The Reverse of the coin shows the statue that had yet to be cast based on a small model that the Artist had created. The statue depicts four adult pioneers including a mother with Babe in arms, a frontiersman in buckskins holding a rifle, and two adult men presumably farmers. In addition to the statutory inscriptions “United States of America”, “Liberty”, “E Pluribus Unum” and “Half Dollar” the words “Pioneer Memorial” appear to the left of the statue, and “Elgin Illinois” to the right.
The Obverse show a profile of the Rifleman from the Statue facing left with the word “Pioneer” arcing above and the dates “1673 -1936” arcing below the bust with “In God We” to the left of the bust & “Trust” to the right. The artist initials “TR” are combined into what looks like a dot just under the beard.
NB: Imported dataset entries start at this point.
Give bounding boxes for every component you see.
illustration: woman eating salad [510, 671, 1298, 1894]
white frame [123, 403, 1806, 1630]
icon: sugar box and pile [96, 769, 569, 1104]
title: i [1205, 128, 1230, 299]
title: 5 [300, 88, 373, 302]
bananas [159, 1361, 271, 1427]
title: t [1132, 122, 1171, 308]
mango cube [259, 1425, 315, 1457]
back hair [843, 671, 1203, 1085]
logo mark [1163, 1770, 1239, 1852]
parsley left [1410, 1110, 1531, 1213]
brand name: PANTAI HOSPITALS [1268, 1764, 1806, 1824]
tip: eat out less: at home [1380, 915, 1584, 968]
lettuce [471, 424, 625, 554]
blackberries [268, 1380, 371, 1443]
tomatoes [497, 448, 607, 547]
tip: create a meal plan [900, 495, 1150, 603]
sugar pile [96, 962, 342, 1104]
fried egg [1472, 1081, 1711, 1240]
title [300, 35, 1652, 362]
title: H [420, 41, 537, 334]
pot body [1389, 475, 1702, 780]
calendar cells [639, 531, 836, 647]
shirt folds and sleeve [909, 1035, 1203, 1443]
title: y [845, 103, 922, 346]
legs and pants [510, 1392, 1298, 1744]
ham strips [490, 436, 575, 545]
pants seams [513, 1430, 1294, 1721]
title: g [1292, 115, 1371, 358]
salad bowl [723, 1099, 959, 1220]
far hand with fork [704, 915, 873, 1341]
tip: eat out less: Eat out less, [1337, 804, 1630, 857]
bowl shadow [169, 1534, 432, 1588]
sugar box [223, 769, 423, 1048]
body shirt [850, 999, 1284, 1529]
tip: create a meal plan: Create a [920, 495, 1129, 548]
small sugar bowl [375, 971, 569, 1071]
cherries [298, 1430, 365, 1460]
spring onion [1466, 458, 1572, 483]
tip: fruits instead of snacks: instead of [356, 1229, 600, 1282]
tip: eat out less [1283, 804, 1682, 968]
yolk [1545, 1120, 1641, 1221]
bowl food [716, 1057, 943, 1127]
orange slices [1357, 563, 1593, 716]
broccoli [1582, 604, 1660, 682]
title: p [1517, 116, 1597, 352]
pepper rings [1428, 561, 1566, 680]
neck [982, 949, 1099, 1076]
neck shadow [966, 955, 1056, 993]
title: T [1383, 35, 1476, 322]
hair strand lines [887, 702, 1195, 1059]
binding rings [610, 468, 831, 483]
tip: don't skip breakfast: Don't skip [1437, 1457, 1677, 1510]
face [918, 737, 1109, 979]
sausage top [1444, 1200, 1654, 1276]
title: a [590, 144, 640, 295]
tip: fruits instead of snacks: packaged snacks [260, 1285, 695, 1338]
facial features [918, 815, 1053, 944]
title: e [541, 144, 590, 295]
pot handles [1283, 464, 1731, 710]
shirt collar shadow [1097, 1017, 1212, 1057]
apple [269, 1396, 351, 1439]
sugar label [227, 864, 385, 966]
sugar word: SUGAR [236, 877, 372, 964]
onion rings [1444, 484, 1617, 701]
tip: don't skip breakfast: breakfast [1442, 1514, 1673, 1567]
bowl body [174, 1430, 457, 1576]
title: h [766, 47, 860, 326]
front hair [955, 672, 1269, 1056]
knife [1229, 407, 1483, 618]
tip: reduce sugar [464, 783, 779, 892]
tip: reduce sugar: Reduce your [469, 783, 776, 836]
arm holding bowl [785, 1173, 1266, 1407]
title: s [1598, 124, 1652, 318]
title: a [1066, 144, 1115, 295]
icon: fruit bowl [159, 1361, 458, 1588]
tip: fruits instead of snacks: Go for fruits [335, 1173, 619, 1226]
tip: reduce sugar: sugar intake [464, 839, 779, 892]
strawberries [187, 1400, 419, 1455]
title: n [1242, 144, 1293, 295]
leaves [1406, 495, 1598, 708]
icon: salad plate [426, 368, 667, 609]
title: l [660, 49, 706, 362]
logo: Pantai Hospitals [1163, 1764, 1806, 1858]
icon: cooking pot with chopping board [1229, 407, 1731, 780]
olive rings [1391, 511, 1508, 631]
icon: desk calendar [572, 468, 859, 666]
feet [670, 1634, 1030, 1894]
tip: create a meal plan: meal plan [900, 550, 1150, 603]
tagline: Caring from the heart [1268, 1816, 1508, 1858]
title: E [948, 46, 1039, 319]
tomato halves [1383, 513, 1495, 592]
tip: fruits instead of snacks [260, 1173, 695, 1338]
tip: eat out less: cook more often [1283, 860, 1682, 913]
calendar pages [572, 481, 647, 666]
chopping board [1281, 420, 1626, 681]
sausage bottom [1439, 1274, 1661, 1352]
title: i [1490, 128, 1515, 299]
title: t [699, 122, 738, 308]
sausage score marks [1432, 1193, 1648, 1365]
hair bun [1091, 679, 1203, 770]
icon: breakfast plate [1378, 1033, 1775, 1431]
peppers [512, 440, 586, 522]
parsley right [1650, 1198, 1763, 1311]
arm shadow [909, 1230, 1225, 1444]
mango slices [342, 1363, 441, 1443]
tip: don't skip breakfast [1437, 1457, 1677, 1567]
The date combination deserves some explanation as neither date is really strongly related to the rest of the coin design. The dates were supposed to be 1835 – 1935, referring to the founding of Elgin and the date of the centennial. For some reason, lost to history, 1673 the year of the Marquette & Joliet expedition, which began the exploration of Illinois was substituted for the founding date when the legislation was too late to have the coins minted in 1935. 1936 of course is the year of issue.
The final item of note for this coin is the part played by promoter/distributer L. W. Hoffecker in the sale of the coins. Mr. Hoffecker, mortgage broker and part time rare coin dealer from El Paso, Texas had just sewn up a deal to distribute the Old Spanish Trails coins. As part of this arrangement the profits went to the “El Paso Museum Committee”, a committee that appears to have had just one member, and one beneficiary, Mr. Hoffecker.
Hoffecker arranged to receive the entire 25,000 coin mintage of Elgin coins, which he proceeded to sell for $1.50 apiece, keeping a percentage of the profits and turning the rest over to Rovelstad to finance the statue. Unfortunately, the amount returned to the artist was insufficient to complete the statue. He continued to fund raise and work to the goal of the statue for the next half century, but died in 1990 without seeing it complete. The final chapter in the story was written just a few years ago in 2001 when the statue was finally completed and erected in the Elgin town Square!
General Market Notes
The original mintage authorized for this coin was 25,000 with an additional 15 struck and held for assay. The entire mintage of 25,000 coins was forwarded to Hoffecker for sale. He managed to sell 20,000 coins in the first year and returned the remaining 5,000 to the mint in 1937 to be melted.
For the collector, there is both good news and bad associated with this issue. The good news is that the Mint appearently took some care with the handling of these coins so they are by and large in better condition than many of the commems of this era and show fewer bag marks. The bad news is that the strikes are generally weak with little detail in the statue on the reverse and the rifleman's face on the obverse.